Médica alertou para a importância do acompanhamento de um especialista para garantir escolha adequada, personalizada e segura para cada mulher

A contracepção feminina, seus mitos, escolhas e a autonomia da mulher foram temas centrais da entrevista concedida pela ginecologista obstetra Lícia Kércia ao programa Diário da Manhã, desta sexta-feira (6). A conversa abordou dúvidas comuns sobre métodos contraceptivos e reforçou a importância do acompanhamento médico para decisões mais seguras e personalizadas.
Ao ser questionada sobre a existência de um método contraceptivo ideal, a especialista foi enfática ao afirmar que não há uma opção única que sirva para todas as mulheres. Segundo ela, a escolha precisa levar em conta o momento de vida, o estilo cotidiano e as características individuais de cada paciente.
“Na verdade, a gente tem muitos métodos contraceptivos. O melhor método é o que se encaixa melhor na vida daquela mulher”, explicou.
A médica ressaltou que métodos bastante utilizados, como a pílula anticoncepcional, podem não ser adequados para todas, especialmente para aquelas que têm dificuldade em manter o uso diariamente. “Muitas mulheres não se adaptam, esquecem de tomar a pílula e acabam engravidando. Então, para essa mulher, não seria o método ideal”, afirmou.
Praticidade e segurança
Como alternativas, ela citou métodos de longa duração, como o DIU e o implante contraceptivo, conhecido popularmente como “chip”, que garantem maior praticidade e segurança.
Durante a entrevista, Lícia Kércia também chamou atenção para os efeitos colaterais associados aos métodos hormonais de uso oral, que passam pelo metabolismo do fígado.
“Quando a mulher toma a pílula, o hormônio acaba sendo metabolizado pelo fígado e isso pode trazer consequências, como dor de cabeça e náusea”, alertou.
Em contrapartida, ela destacou que existem métodos hormonais com melhor tolerância, como o DIU hormonal, o implante subcutâneo, o adesivo contraceptivo e o anel vaginal.
Automedicação
Outro ponto importante abordado foi a automedicação. A ginecologista destacou que muitas mulheres iniciam o uso de contraceptivos sem orientação adequada, o que pode provocar sintomas persistentes sem que a causa seja identificada.
“Não é qualquer pílula, não é para qualquer mulher. Cada mulher é única e precisa ser estudada para saber qual tipo de hormônio melhor se adapta à vida dela”, enfatizou.

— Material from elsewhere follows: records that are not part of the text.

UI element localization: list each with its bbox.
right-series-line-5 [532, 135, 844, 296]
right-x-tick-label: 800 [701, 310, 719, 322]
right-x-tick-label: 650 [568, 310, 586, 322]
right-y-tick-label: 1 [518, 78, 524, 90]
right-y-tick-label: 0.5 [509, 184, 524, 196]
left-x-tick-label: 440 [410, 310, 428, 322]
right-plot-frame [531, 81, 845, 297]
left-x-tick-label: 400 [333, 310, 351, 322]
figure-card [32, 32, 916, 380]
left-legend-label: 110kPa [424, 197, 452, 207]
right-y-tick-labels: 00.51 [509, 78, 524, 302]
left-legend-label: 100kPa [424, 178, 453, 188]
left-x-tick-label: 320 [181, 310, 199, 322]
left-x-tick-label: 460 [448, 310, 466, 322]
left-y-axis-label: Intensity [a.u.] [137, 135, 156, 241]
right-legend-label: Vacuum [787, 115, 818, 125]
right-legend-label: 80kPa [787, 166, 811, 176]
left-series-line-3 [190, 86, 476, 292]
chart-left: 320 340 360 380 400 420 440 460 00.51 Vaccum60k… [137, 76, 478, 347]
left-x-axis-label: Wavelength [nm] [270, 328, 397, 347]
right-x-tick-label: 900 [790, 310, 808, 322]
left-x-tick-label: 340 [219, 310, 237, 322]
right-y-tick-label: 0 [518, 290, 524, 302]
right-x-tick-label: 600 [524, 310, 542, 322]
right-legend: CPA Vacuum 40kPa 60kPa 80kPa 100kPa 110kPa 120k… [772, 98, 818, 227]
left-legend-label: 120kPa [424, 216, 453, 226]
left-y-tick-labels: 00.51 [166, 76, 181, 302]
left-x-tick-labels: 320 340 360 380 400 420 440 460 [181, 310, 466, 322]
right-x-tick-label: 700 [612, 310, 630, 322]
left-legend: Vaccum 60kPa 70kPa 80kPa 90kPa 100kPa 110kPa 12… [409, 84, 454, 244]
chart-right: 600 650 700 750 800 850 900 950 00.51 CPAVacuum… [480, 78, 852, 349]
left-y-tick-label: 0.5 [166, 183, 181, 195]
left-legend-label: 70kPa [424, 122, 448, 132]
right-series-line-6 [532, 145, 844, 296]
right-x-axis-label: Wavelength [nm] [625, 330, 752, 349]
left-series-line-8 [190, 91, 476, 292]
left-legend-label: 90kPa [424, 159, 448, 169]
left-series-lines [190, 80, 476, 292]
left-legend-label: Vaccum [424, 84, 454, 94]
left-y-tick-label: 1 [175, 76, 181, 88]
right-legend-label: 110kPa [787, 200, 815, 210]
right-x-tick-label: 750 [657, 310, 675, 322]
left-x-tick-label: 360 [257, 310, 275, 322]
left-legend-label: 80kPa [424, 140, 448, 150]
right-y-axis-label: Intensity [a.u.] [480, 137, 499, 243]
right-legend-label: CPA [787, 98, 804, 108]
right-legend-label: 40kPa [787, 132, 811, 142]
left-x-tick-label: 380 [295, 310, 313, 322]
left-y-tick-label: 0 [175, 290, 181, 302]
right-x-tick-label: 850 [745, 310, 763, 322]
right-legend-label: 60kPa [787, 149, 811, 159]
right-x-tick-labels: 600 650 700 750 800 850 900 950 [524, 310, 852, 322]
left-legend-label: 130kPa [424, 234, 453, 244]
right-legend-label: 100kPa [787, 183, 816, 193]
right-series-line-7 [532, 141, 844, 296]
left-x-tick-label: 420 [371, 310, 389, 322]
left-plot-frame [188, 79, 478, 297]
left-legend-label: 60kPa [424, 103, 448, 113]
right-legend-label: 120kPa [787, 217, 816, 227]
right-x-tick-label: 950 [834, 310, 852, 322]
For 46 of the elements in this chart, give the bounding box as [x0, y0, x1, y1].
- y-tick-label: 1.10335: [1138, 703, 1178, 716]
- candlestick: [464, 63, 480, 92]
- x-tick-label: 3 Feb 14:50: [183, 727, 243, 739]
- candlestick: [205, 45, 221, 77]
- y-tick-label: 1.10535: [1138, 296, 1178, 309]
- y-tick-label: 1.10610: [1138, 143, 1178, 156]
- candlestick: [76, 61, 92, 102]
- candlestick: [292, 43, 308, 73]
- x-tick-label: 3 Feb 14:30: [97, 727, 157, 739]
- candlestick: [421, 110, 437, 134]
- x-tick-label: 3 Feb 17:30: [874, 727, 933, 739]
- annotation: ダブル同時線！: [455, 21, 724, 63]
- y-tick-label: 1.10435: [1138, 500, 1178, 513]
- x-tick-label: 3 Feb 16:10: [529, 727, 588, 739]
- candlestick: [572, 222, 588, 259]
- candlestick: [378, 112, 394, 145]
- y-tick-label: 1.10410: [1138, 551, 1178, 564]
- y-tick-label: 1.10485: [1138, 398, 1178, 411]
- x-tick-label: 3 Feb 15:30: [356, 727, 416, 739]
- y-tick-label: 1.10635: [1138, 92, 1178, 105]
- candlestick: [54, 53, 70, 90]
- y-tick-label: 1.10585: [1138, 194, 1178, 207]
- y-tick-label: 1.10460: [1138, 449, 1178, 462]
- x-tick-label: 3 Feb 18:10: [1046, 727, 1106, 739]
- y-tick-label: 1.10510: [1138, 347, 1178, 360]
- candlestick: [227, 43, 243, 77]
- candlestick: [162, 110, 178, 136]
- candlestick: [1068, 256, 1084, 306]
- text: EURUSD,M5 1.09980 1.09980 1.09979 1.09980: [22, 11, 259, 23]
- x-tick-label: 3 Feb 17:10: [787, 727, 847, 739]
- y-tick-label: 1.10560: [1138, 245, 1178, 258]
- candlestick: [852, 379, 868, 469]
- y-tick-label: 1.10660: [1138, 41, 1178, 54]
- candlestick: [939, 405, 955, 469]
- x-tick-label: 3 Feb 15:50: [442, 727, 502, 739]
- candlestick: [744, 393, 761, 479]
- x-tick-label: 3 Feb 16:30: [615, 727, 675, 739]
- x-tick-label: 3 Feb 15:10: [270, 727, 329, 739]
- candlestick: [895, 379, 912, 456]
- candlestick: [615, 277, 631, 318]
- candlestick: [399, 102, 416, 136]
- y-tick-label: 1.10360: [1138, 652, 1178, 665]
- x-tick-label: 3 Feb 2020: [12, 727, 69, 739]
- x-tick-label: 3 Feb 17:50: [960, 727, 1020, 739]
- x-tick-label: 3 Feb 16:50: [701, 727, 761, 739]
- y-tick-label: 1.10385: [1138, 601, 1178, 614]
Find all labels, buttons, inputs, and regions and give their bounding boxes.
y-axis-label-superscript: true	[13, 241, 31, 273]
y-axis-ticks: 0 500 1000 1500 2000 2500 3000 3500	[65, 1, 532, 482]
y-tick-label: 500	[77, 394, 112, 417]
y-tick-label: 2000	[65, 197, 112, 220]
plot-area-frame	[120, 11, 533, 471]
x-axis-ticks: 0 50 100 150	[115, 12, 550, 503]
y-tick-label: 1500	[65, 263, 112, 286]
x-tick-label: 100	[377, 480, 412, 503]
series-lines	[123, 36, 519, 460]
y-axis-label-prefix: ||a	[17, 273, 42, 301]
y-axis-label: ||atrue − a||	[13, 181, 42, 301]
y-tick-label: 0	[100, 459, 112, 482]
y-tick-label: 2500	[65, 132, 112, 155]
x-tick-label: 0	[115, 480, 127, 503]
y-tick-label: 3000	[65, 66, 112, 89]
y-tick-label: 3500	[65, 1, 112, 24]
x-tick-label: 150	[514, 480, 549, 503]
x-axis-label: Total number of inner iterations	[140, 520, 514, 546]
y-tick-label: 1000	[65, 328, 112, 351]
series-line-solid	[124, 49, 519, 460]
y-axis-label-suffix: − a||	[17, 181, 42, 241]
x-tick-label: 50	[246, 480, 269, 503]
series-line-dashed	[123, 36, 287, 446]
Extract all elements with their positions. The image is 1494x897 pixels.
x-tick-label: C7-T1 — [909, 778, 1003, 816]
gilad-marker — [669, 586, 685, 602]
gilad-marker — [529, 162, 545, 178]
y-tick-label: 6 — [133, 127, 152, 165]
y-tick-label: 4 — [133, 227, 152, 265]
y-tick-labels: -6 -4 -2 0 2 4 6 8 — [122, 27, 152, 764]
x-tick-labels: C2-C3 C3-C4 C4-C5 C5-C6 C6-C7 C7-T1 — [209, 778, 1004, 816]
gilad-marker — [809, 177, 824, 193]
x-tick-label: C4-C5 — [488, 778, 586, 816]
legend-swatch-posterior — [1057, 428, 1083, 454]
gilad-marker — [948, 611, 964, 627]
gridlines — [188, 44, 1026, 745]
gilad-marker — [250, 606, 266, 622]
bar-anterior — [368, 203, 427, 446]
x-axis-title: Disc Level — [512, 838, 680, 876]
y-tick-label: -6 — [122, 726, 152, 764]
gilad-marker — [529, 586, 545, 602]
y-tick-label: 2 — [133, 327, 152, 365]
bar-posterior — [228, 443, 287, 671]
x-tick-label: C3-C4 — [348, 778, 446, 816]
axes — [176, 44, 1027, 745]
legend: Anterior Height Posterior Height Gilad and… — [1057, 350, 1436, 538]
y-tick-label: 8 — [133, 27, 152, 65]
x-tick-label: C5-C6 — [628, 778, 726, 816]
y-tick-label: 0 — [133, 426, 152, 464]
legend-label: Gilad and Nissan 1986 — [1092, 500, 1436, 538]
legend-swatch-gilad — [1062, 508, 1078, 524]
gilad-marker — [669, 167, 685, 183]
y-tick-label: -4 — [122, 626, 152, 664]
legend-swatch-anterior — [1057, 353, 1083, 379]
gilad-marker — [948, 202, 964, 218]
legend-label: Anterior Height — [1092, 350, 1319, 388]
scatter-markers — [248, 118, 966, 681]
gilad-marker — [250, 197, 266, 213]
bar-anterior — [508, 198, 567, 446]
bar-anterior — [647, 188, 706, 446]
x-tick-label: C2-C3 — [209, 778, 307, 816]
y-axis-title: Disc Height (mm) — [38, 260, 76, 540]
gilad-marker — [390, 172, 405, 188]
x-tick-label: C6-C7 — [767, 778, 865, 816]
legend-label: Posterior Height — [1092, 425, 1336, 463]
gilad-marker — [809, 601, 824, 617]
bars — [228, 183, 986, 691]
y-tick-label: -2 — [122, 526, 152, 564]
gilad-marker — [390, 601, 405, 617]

Segundo a médica, dores de cabeça frequentes, alterações na pele e outros desconfortos podem estar diretamente relacionados ao método utilizado.
A entrevista reforçou a necessidade de informação, acesso a acompanhamento especializado e políticas públicas que garantam às mulheres o direito de escolher, com segurança e autonomia, o método contraceptivo mais adequado à sua realidade.